Skipping the massive math in the thread that I just won't address, lol, just a few comments. Sorry, but I said some of this on the front page as well.

While some guys will absolutely be paid, the general FA $ will be depressed. The problem with that is every/most teams will have depressed payroll cuts making lower values of offers equalizing out. Now, it's possible large market teams, with different revenue streams from merchandising and TV/radio deals could have lost less and be expected to spend more, I'm assuming a general loss % across the board.

Where it could get reaĺy interesting is a glut of non-tendered players to offset loses. Suddenly the pool gets deeper.

As to more of the original topic, there is still the CBA beyond 2021 to be determined. So any sort of backloaded contract may be impossible to predict, much less embraced. Logic would seem to dictate...lol at logic when it comes to MLB CBA contracts...would be status quo for multi-year offers vs some proration.

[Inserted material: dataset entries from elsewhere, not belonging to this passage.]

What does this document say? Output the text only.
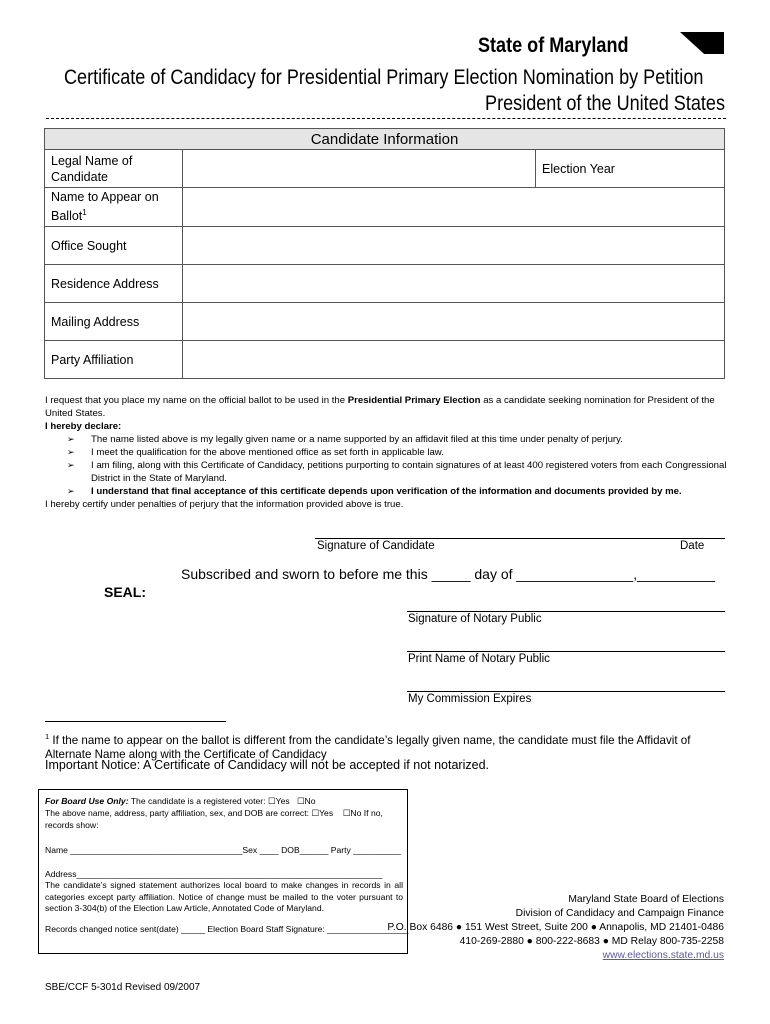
State of Maryland
Certificate of Candidacy for Presidential Primary Election Nomination by Petition
President of the United States
Candidate Information		
Legal Name of Candidate		Election Year
Name to Appear on Ballot$^1$	
Office Sought		
Residence Address		
Mailing Address		
Party Affiliation		
I request that you place my name on the official ballot to be used in the Presidential Primary Election as a candidate seeking nomination for President of the United States.
I hereby declare:
➢ The name listed above is my legally given name or a name supported by an affidavit filed at this time under penalty of perjury.
➢ I meet the qualification for the above mentioned office as set forth in applicable law.
➢ I am filing, along with this Certificate of Candidacy, petitions purporting to contain signatures of at least 400 registered voters from each Congressional District in the State of Maryland.
➢ I understand that final acceptance of this certificate depends upon verification of the information and documents provided by me.
I hereby certify under penalties of perjury that the information provided above is true.
Signature of Candidate	Date
Subscribed and sworn to before me this _____ day of _______________,__________
SEAL:
Signature of Notary Public
Print Name of Notary Public
My Commission Expires
$^1$ If the name to appear on the ballot is different from the candidate’s legally given name, the candidate must file the Affidavit of Alternate Name along with the Certificate of Candidacy
Important Notice: A Certificate of Candidacy will not be accepted if not notarized.
For Board Use Only: The candidate is a registered voter: ☐Yes ☐No
The above name, address, party affiliation, sex, and DOB are correct: ☐Yes ☐No If no,
records show:
Name ____________________________________Sex ____ DOB______ Party __________
Address________________________________________________________________
The candidate’s signed statement authorizes local board to make changes in records in all categories except party affiliation. Notice of change must be mailed to the voter pursuant to section 3-304(b) of the Election Law Article, Annotated Code of Maryland.
Records changed notice sent(date) _____ Election Board Staff Signature: _________________
Maryland State Board of Elections
Division of Candidacy and Campaign Finance
P.O. Box 6486 ● 151 West Street, Suite 200 ● Annapolis, MD 21401-0486
410-269-2880 ● 800-222-8683 ● MD Relay 800-735-2258
www.elections.state.md.us
SBE/CCF 5-301d Revised 09/2007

As to signing bonuses, my understanding has always been that incentives are allowed in MLB. Everything from performance numbers and bonus dollars to securing earnings the next season, including a guaranteed deal. But thus far, no CBA deal has ever allowed any sort of signing bonus.
"Nice catch Hayes...don't ever f*****g do it again."

--Lou Brown


#19 chpettit19

chpettit19

    Cedar Rapids Kernels

  • Member
  • 203 posts

Posted 15 October 2020 - 08:12 AM

 

We may not be as far off on the revenue and expense as I thought. My assumption for average profit per team is $40M/year or 1.2B for the 30 teams collectively. This substantially changes how long it will take to recoup losses. My source is Forbes.(see link) You are using a $2B number for profits. What is your source? I would change my stance if there was credible information the teams are making an average of $66M per team.

 

https://www.forbes.c...st/#tab:overall

I used the league numbers Forbes estimates for the larger breakdown of things and used some insider info on the $2B number. Not "I've seen the books" insider info so could certainly be some exaggeration from people trying to brag about things, but I'd be willing to wager quite a bit that the numbers are higher than the 1.2 Forbes guesses. Either way I think we're generally close on things. I just know the league is by no means being killed by this season. They have more money coming in than they'd like people to think.


#20 Major League Ready

Major League Ready

    Senior Member

  • Member
  • 2,282 posts

Posted 15 October 2020 - 08:46 AM

 

I used the league numbers Forbes estimates for the larger breakdown of things and used some insider info on the $2B number. Not "I've seen the books" insider info so could certainly be some exaggeration from people trying to brag about things, but I'd be willing to wager quite a bit that the numbers are higher than the 1.2 Forbes guesses. Either way I think we're generally close on things. I just know the league is by no means being killed by this season. They have more money coming in than they'd like people to think.

 

I have wondered about other sources of revenue looking at Forbes estimate for the Twins. They estimated $300M for 2019 and I was a little surprised. Even if they derive 45% of revenue from gate related income, that leaves $165M and their Local + National TV revenue is under $100M. What's the source of the other $65M? It does not seem to me like Forbes is underestimating revenue.